= Roderick Cameron (traveler) =

American travel writer (1913–1985)

Rory Cameron

Roderick William ("Rory") Cameron (1913 – 18 September 1985) was an American travel writer. He wrote a number of travel books and also contributed to Life and Horizon magazines. For several years he was contributing editor of L'Oeil.

==Early life==
Cameron was born in 1913, the son of Roderick M. Cameron, who had married an Australian, Enid Lindeman, who by a later marriage to Valentine Browne, 6th Earl of Kenmare became Countess of Kenmare in Ireland. His grandfather was Sir Roderick Cameron, shipping magnate who founded R. W. Cameron & Company in New York.

He was educated at private schools in England and Switzerland, and later at the Courtauld Institute of Art.

==Career==
He worked for the Office of Strategic Services during World War II and spent much time in London.

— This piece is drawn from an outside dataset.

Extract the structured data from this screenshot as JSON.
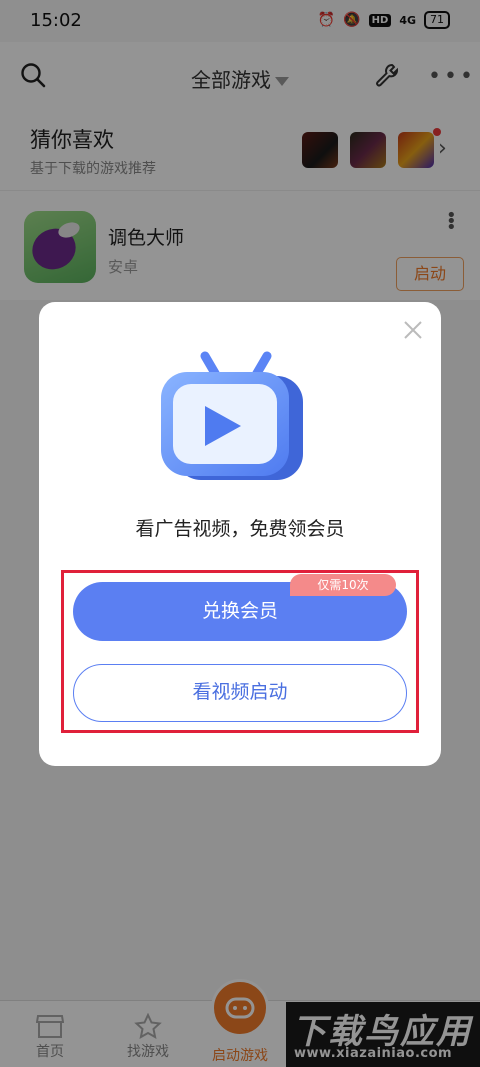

He had no need to work, having inherited wealth, but produced a number of travel books and works of history. He also contributed to Life and Horizon magazines and for several years was contributing editor of L'Oeil. Apart from writing, his principal interest was interior design.

==Personal life==
Cameron was bisexual and had relationships with men and women. He never married and had no children.

Cameron died of AIDS-related illnesses at his home in Menerbes, France, on 18 September 1985. He was survived by a half-brother, Lord Waterpark of London, and a half-sister, Patricia O'Neill of Cape Province, South Africa.

==Selected publications==
- My travel's history. Hamish Hamilton, London, 1950.
- Equator farm: An account of the author's visits to Kenya, Uganda and Zanzibar. William Heinemann, London, 1955.
- Shadows from India. An architectural album &c. William Heinemann, London, 1958.
- Time of the mango flowers. Heinemann, London, 1958.
- Shells. Weidenfeld & Nicolson, London, 1961.
- The golden haze: With Captain Cook in the South Pacific. Weidenfeld & Nicolson, London, 1964.
- Viceroyalties of the west: The Spanish Empire in Latin America. Weidenfeld & Nicolson, London, 1968. ISBN 0297762060
- Australia: History and horizons. Weidenfeld and Nicolson, London, 1971. ISBN 0297001280
- The golden Riviera. Weidenfeld and Nicolson, London, 1975. ISBN 0297769308

==See also==
- Van Day Truex, Cameron's close friend.